Of course, despite the improved budget picture, DHS Secretary and Heritage Foundation hack Dennis Smith is still saying that they won't reduce any of the $554 million in projected Medicaid cuts, because Smith said "We have to make sure we grow the profits of our insurance company donators and throwing people off of Medicaid and Badger Care and into the private market is a great way to do that." (Oh wait, he didn't say that, but was only thinking it. Sorry bout that)
And why am I skeptical of how this played out? Because Smith, DHS and the Walker Administration have a history of lying and deceiving on these topics. The worst example was in August, when Smith and DHS cherry-picked and gave false impressions when they relayed the state's own report on the effects of Obamacare, then tried to silence the author of the report, lest he tell media that Obamacare would cover over 340,000 more Wisconsinites in the next 5 years. More recently, you have the Family Care fiasco, where not only did the Walker Administration put an illegal limit on enrollment in the popular program, but then Walker held a press conference and tried to take credit for the move when DHS and Walker had been ordered by the Feds to lift the cap. So with that sort of background, why wouldn't Smith and DHS give a "rosy scenario" of increased Medicaid enrollment and costs to cause a "budget crisis" to appear, and then use this crisis as an excuse to put in big cuts to social services and other areas of the budget?

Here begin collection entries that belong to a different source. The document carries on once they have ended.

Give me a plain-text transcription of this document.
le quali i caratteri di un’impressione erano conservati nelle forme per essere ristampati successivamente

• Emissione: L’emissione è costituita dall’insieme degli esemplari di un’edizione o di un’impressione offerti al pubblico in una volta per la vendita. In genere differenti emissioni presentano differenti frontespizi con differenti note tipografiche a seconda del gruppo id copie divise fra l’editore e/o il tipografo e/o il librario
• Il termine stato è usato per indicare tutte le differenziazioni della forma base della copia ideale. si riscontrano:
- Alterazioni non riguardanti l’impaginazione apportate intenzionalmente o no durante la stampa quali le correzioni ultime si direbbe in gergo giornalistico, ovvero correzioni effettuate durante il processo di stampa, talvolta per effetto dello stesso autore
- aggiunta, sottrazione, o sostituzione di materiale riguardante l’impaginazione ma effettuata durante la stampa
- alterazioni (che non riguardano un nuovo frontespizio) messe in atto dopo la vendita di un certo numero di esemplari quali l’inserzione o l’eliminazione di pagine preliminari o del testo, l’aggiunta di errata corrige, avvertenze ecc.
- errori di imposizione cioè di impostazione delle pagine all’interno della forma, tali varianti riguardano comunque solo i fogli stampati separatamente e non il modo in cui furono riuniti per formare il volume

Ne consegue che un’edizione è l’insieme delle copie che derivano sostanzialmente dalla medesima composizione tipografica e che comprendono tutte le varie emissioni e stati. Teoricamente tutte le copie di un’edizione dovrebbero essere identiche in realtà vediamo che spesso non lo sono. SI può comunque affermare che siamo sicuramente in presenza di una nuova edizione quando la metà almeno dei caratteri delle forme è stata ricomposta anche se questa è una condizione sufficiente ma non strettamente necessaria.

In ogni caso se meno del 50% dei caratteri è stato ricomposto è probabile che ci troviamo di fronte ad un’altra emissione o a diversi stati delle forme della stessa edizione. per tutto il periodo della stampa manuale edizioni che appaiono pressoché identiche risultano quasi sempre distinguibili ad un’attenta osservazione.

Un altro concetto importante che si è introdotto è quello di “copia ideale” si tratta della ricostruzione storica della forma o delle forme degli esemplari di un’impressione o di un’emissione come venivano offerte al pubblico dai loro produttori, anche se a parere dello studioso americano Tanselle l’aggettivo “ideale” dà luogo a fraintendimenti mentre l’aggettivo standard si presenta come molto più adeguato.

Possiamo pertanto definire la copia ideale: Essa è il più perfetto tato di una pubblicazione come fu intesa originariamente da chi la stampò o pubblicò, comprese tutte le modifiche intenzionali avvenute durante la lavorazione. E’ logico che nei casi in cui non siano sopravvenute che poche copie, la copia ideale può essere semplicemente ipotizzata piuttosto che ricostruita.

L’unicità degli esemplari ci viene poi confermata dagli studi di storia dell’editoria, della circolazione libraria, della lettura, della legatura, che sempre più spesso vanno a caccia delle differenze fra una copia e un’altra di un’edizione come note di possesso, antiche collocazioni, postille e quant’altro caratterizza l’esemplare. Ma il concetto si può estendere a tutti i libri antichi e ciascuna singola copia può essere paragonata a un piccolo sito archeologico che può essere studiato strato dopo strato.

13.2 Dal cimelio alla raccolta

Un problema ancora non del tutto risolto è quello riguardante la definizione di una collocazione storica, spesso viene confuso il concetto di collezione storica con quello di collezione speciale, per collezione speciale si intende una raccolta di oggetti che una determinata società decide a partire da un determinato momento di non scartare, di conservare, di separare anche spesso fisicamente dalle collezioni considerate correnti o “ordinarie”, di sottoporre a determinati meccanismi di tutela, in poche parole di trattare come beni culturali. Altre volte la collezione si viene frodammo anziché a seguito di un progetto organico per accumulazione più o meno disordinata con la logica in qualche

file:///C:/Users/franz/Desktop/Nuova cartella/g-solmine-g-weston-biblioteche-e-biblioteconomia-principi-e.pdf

It's not like Walker hasn't pulled similar garbage before, such as when he sent off layoff notices of Milwaukee County employees in 2009 and then admitted it was a trick to grab more budget concessions (messing with employees' jobs- HILARIOUS!), and then 5 months later ended up with a $9 million budget surplus.

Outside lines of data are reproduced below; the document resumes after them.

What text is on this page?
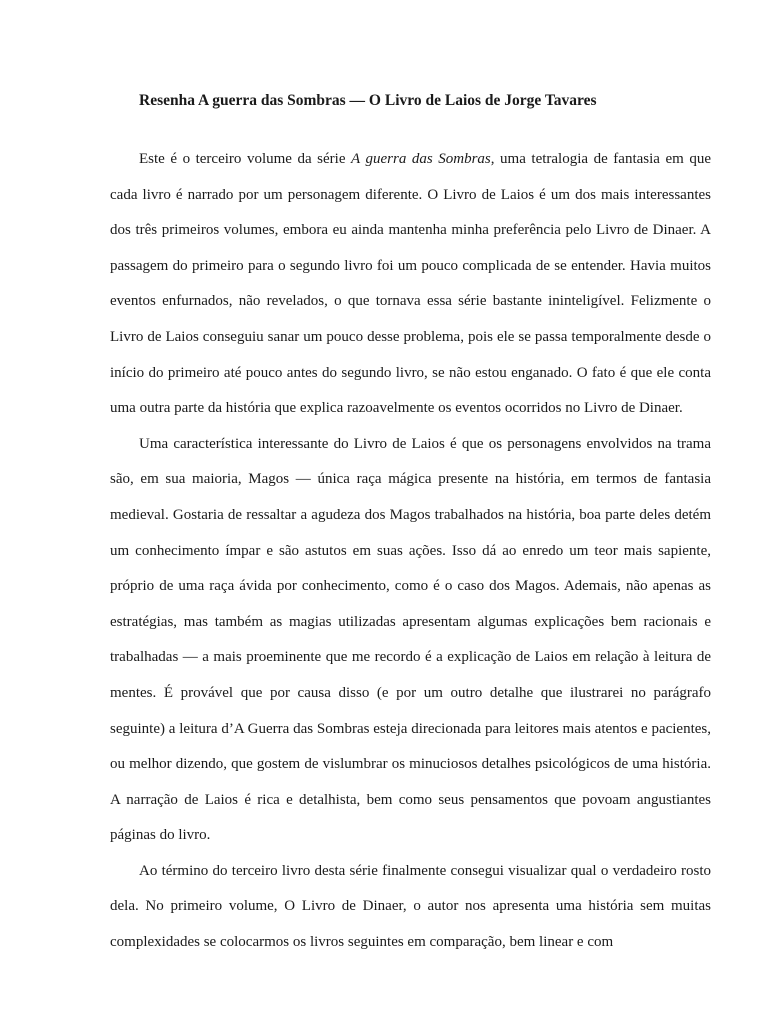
Resenha A guerra das Sombras — O Livro de Laios de Jorge Tavares

Este é o terceiro volume da série A guerra das Sombras, uma tetralogia de fantasia em que cada livro é narrado por um personagem diferente. O Livro de Laios é um dos mais interessantes dos três primeiros volumes, embora eu ainda mantenha minha preferência pelo Livro de Dinaer. A passagem do primeiro para o segundo livro foi um pouco complicada de se entender. Havia muitos eventos enfurnados, não revelados, o que tornava essa série bastante ininteligível. Felizmente o Livro de Laios conseguiu sanar um pouco desse problema, pois ele se passa temporalmente desde o início do primeiro até pouco antes do segundo livro, se não estou enganado. O fato é que ele conta uma outra parte da história que explica razoavelmente os eventos ocorridos no Livro de Dinaer.

Uma característica interessante do Livro de Laios é que os personagens envolvidos na trama são, em sua maioria, Magos — única raça mágica presente na história, em termos de fantasia medieval. Gostaria de ressaltar a agudeza dos Magos trabalhados na história, boa parte deles detém um conhecimento ímpar e são astutos em suas ações. Isso dá ao enredo um teor mais sapiente, próprio de uma raça ávida por conhecimento, como é o caso dos Magos. Ademais, não apenas as estratégias, mas também as magias utilizadas apresentam algumas explicações bem racionais e trabalhadas — a mais proeminente que me recordo é a explicação de Laios em relação à leitura de mentes. É provável que por causa disso (e por um outro detalhe que ilustrarei no parágrafo seguinte) a leitura d’A Guerra das Sombras esteja direcionada para leitores mais atentos e pacientes, ou melhor dizendo, que gostem de vislumbrar os minuciosos detalhes psicológicos de uma história. A narração de Laios é rica e detalhista, bem como seus pensamentos que povoam angustiantes páginas do livro.

Ao término do terceiro livro desta série finalmente consegui visualizar qual o verdadeiro rosto dela. No primeiro volume, O Livro de Dinaer, o autor nos apresenta uma história sem muitas complexidades se colocarmos os livros seguintes em comparação, bem linear e com
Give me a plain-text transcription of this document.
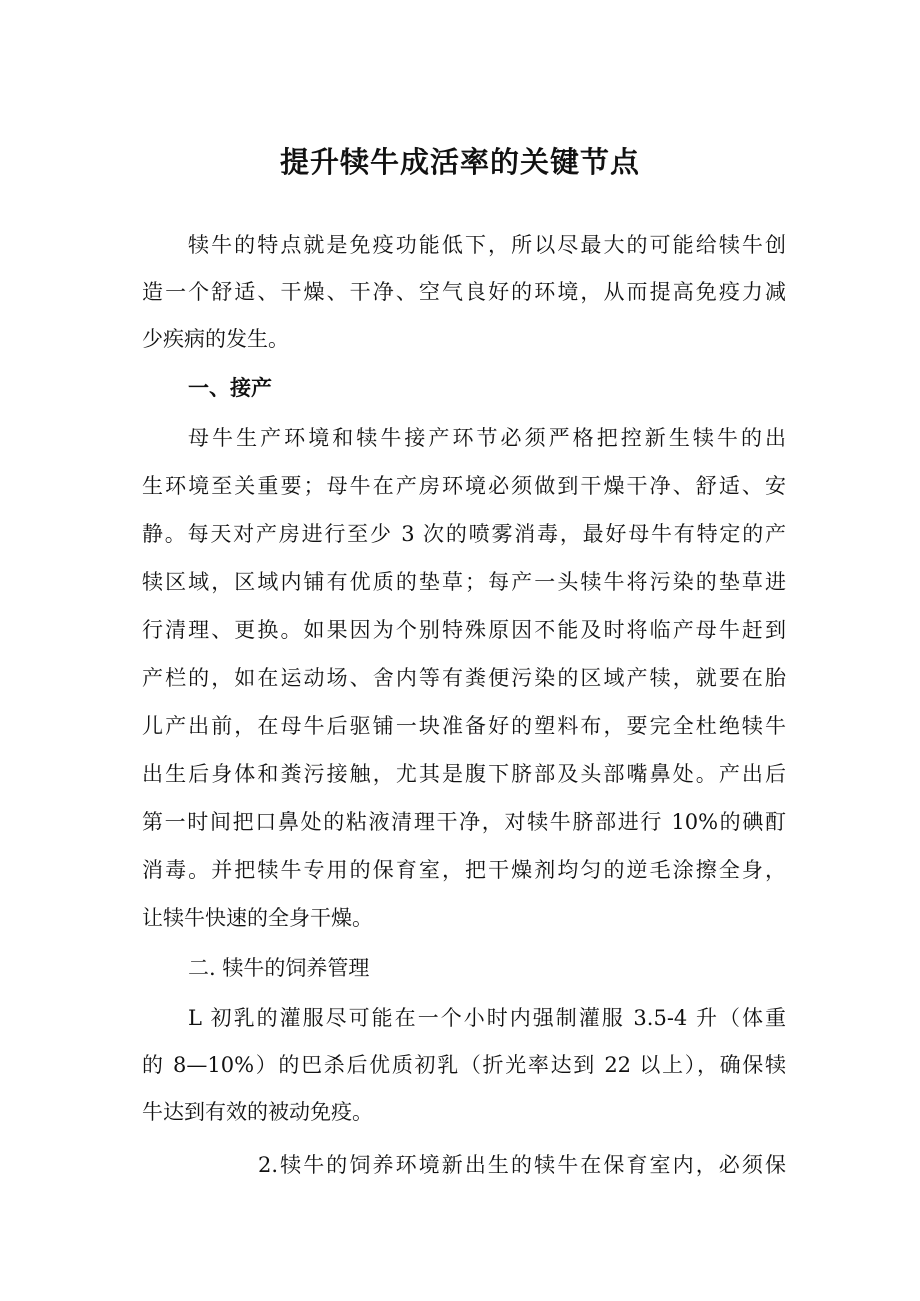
提升犊牛成活率的关键节点
犊牛的特点就是免疫功能低下，所以尽最大的可能给犊牛创
造一个舒适、干燥、干净、空气良好的环境，从而提高免疫力减
少疾病的发生。
一、接产
母牛生产环境和犊牛接产环节必须严格把控新生犊牛的出
生环境至关重要；母牛在产房环境必须做到干燥干净、舒适、安
静。每天对产房进行至少 3 次的喷雾消毒，最好母牛有特定的产
犊区域，区域内铺有优质的垫草；每产一头犊牛将污染的垫草进
行清理、更换。如果因为个别特殊原因不能及时将临产母牛赶到
产栏的，如在运动场、舍内等有粪便污染的区域产犊，就要在胎
儿产出前，在母牛后驱铺一块准备好的塑料布，要完全杜绝犊牛
出生后身体和粪污接触，尤其是腹下脐部及头部嘴鼻处。产出后
第一时间把口鼻处的粘液清理干净，对犊牛脐部进行 10%的碘酊
消毒。并把犊牛专用的保育室，把干燥剂均匀的逆毛涂擦全身，
让犊牛快速的全身干燥。
二. 犊牛的饲养管理
L 初乳的灌服尽可能在一个小时内强制灌服 3.5-4 升（体重
的 8—10%）的巴杀后优质初乳（折光率达到 22 以上），确保犊
牛达到有效的被动免疫。
2.犊牛的饲养环境新出生的犊牛在保育室内，必须保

And in the unforgettable David Koch phone call, Walker bragged about planning to send "5 to 6,000" layoff notices to state workers to "crank up a little more pressure" on the Wisconsin 14 after they left the state. Walker's administration knew thousands of state workers had already retired or left service and that there was no need for layoffs if they wanted to lay off current staff to bring down expenses to the level they wanted (for that reason, I knew the threat was bullshit at the time, and I was hardly a higher-up).
So "broken" budgets and huge cuts have been consistently pulled by Walker and his boys as a deceptive hardball tactic to try to get his way, and so I reserve the right to be suspicious of past and current Medicaid numbers. Don't be shocked if some other new "surprise" pops up as this runs through Joint Finance and the Legislature in the next few weeks, and maybe we'll see some other fun revelations at the State of the State on Jan. 25. Keep your eyes open on these things and don't let up, because Scotty thinks he can grift and deceive his way into selling off Wisconsin one more time to his contributors, but he won't be able to do it if we do a little "cranking up" of the pressure ourselves.